Tag Archives: Everything I Never Told You

Little Fires Everywhere

 

“Sometimes, just when you think everything’s gone, you find a way…Like after a prairie fire. I saw one, years ago, when we were in Nebraska. It seems like the end of the world. The earth is all scorched and black and everything green is gone. But after the burning, the soil is richer, and new things can grow…People are like that, too, you know. They start over. They find a way.”

— Celeste Ng, Little Fires Everywhere

On the heels of her hugely successful debut novel, Everything I Never Told You, the second literary effort from Celeste Ng (@pronounced_ing) is called Little Fires Everywhere, but could very well be titled “A Heartbreaking Work of Staggering Genius” (if not for Mr. Eggers) or simply “Trainwreck Central” (if only that title wouldn’t cause so much confusion among train enthusiasts). Call it beautiful, astounding, revelatory, captivating – just don’t call it late for the fireworks. And that’s because there are plenty of them in this rich tapestry of voices and shared histories.

Through Little Fires Everywhere, we are witness to an author who, with a practiced deftness beyond her years, delves into the intimate pasts of so many men and women, boys and girls, to bring about a cavalcade of experiences that are somehow, in some way far past the reader’s imagination, connected.

This novel reminded me so much of Jonathan Franzen’s Freedom in all of the good ways – excellent character development, an intriguing plot, a window into the human condition – but with a tighter ending than what some would call Mr. Franzen’s opus.

Now this is ironic, for me at least, because of who Ms. Ng’s publisher has chosen to be the frontline supporter for Little Fires Everywhere: Jodi Picoult. There’s Ms. Picoult’s name splashed across all editions of the novel! And why not? Jodi Picoult is the bestselling author of something like 254 novels on…you guessed it! The New York Times bestseller list.

But within the publishing world, she’s also known as one of two women, along with fellow bestselling author Jennifer Weiner, who stood up to the alleged “literary establishment’s shoddy treatment of commercial writers” in the wake of “Freedomgate.” Jason Pinter wrote an article about this, “Jodi Picoult and Jennifer Weiner Speak Out on Franzen Feud,” in which he interviewed both women.

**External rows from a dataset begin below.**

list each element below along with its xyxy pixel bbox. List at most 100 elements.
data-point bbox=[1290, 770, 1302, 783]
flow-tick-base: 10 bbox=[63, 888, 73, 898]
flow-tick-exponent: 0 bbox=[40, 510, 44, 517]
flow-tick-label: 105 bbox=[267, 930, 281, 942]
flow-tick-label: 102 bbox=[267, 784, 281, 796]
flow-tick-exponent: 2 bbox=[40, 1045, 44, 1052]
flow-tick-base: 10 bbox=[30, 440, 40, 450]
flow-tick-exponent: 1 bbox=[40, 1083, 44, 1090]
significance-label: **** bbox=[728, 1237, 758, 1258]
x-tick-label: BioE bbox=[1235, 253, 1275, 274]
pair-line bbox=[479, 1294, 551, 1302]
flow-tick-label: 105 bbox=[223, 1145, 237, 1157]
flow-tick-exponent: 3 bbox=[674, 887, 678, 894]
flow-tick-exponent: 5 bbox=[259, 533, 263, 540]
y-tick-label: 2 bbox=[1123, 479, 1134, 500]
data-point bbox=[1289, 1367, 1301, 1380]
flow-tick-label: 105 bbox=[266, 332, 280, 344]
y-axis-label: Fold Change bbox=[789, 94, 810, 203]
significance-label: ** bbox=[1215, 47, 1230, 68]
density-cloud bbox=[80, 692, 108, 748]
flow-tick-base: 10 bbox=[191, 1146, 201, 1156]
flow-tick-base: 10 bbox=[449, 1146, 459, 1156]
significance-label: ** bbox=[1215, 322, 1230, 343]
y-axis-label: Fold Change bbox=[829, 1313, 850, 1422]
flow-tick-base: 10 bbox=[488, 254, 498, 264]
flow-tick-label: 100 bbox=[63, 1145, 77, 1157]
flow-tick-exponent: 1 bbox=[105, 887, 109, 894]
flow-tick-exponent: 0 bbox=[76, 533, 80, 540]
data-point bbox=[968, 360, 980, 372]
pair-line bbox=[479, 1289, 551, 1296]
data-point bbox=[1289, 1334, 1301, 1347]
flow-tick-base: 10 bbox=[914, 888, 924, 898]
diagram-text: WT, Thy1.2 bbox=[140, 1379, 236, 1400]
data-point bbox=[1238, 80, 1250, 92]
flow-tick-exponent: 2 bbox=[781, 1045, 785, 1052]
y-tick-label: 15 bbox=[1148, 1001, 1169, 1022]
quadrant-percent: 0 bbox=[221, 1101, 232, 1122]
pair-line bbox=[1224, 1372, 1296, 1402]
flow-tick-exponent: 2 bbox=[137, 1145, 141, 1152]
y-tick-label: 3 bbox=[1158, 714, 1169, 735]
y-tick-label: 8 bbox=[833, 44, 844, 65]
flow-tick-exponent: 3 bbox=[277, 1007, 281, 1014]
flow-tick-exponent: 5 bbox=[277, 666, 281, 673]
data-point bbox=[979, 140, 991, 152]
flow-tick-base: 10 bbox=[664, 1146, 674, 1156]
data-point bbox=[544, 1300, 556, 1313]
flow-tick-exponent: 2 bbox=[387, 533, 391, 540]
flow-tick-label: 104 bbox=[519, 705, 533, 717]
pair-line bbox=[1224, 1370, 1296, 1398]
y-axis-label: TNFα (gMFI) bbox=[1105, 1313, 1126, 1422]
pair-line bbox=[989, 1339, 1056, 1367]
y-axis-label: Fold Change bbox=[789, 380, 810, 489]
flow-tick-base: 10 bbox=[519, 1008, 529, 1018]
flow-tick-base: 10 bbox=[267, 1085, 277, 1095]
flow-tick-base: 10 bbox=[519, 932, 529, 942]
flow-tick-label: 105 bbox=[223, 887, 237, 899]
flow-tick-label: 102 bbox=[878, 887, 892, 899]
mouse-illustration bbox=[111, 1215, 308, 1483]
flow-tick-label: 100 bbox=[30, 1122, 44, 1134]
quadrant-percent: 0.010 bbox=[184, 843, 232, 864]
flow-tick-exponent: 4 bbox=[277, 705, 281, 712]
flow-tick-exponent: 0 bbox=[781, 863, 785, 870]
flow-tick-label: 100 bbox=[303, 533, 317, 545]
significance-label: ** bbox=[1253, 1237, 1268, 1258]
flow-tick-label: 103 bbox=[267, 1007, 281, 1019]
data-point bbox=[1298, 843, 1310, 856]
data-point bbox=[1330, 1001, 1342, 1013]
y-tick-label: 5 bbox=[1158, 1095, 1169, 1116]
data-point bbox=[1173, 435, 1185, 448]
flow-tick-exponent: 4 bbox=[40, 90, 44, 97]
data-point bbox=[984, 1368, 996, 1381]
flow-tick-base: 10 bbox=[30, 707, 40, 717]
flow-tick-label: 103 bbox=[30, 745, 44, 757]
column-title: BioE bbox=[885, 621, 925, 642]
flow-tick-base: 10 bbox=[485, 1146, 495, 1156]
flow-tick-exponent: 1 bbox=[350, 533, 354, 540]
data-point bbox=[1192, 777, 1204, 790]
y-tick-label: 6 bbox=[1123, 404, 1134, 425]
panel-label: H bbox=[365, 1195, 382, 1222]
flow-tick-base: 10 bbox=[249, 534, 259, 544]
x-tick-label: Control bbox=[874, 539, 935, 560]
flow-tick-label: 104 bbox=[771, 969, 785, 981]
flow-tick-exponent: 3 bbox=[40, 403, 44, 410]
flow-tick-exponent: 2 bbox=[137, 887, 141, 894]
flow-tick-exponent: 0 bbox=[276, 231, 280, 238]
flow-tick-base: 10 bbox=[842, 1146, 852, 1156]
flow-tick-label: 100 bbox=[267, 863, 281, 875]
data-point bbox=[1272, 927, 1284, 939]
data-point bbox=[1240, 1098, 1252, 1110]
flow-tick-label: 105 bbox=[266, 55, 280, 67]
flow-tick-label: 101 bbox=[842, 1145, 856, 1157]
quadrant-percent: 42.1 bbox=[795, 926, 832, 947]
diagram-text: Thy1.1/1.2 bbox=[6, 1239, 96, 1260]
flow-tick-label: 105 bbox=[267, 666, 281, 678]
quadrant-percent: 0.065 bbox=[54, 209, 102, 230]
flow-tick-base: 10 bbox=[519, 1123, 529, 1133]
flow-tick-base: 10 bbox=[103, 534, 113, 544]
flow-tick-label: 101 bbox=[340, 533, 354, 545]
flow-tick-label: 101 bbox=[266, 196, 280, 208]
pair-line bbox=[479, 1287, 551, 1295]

Apparently, Ms. Picoult and Ms. Weiner got caught in the crossfire after Franzen published Freedom, landed himself on the cover of Time magazine, and had the Times drooling all over him and everything Midwest or Minnesotan.

Ms. Weiner summed up her point quite nicely by stating in the above interview:

“I think it’s a very old and deep-seated double standard that holds that when a man writes about family and feelings, it’s literature with a capital L, but when a woman considers the same topics, it’s romance, or a beach book – in short, it’s something unworthy of a serious critic’s attention.”

I won’t concern myself with this curfuffle/kerfuffle – or whatever it is – but I will say that Little Fires Everywhere is most definitely Literature, prose fiction, or whatever the France label you want to put on it to make it sound more part of la noblesse or the literati.